To be sure, there are
wonderful stories on Earth as well as in space, even if they tend to be
under-reported. The Internet is a notable breeding ground for positive as well
as negative material, with many of the positives involving animals – although
it can be virtually impossible to determine whether pictures and videos
featuring animal behavior have been artificially created or enhanced. That
makes books such as Catherine Thommesh’s Friends
all the more valuable, since for all their cuddlesome cuteness – which is
available online in abundance – the animals featured here are real and their
relationships really happened. Originally published in 2011 and now available
in paperback, Friends is essentially
a picture book: the text appearing on pages opposite the ones showing full-page
photos of the animals is minimal. Each page of writing intends to draw an
amusingly heartfelt lesson from the animals shown – for instance, “No matter/
who has/ a snout/ or a beak,/ connecting with friends/ is something friends
seek.” This bit of doggerel appears opposite a photo of an ostrich and giraffe
literally getting their heads together at a Serengeti exhibit in a Florida theme
park. The brief explanation of the relationship, offered beneath the lines of
poetry, is that a young giraffe once came close to an old ostrich and licked it
– and the ostrich, instead of running away, licked back – and now the two
continue to interact periodically. The stories here are varied and fascinating.

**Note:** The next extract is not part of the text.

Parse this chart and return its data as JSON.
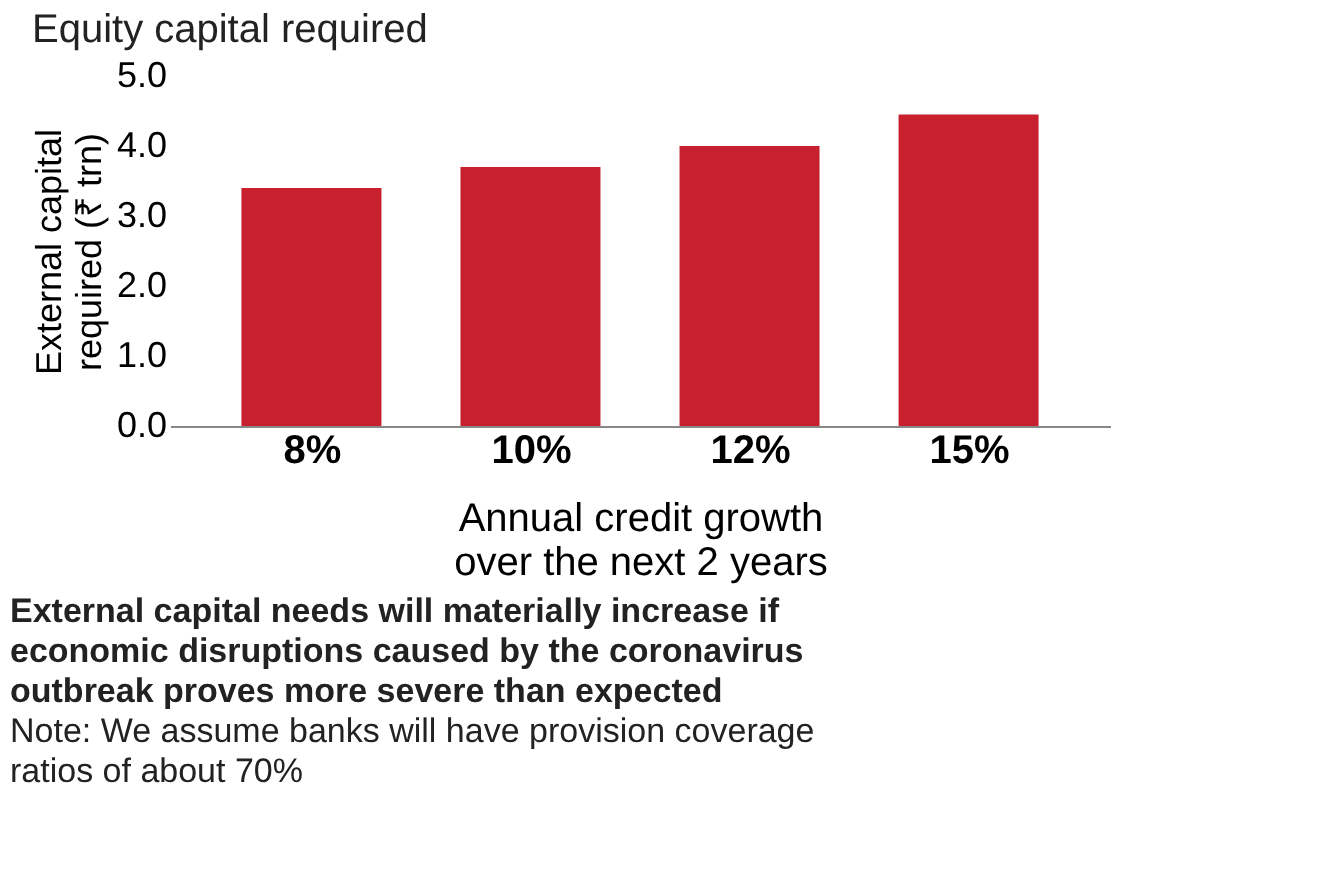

At an animal rescue home in England, an injured basset hound was sprawled on a
couch in front of a TV one day when a tawny owl flew over to the dog and
cuddled up – and the two continued snuggling on the couch on a regular basis
for more than five years. In the wilds of Manitoba, Canada, a 1200-pound polar
bear approached some chained Eskimo sled dogs – and observers expected one or
more dogs to become the bear’s meal. Instead, the bear nudged one of the dogs
and the two animals wrestled and played all evening – a performance repeated
for 10 days before the bear disappeared as mysteriously as it had appeared. In an
Indonesian zoo, a baby orangutan and baby Sumatran tiger – natural enemies in
the wild – started grooming each other one day, for no known reason, and
continued playing together for months until attendants felt they had to
separate them for the orangutan’s safety. Friends
is a heartwarming book whose ultimate message, although never explicitly stated
by Thommesh, is that the need for comfort and companionship can sometimes
transcend species differences, even to the point of temporarily
short-circuiting instinctive predator-prey relationships. Of course, the word sometimes is key. But it is nice to know
that there are occasional real-world instances in which the lion really does
lie down with the lamb – or, in this case, with the piglet, as shown in one of
the many adorable photos that are this book’s primary attraction.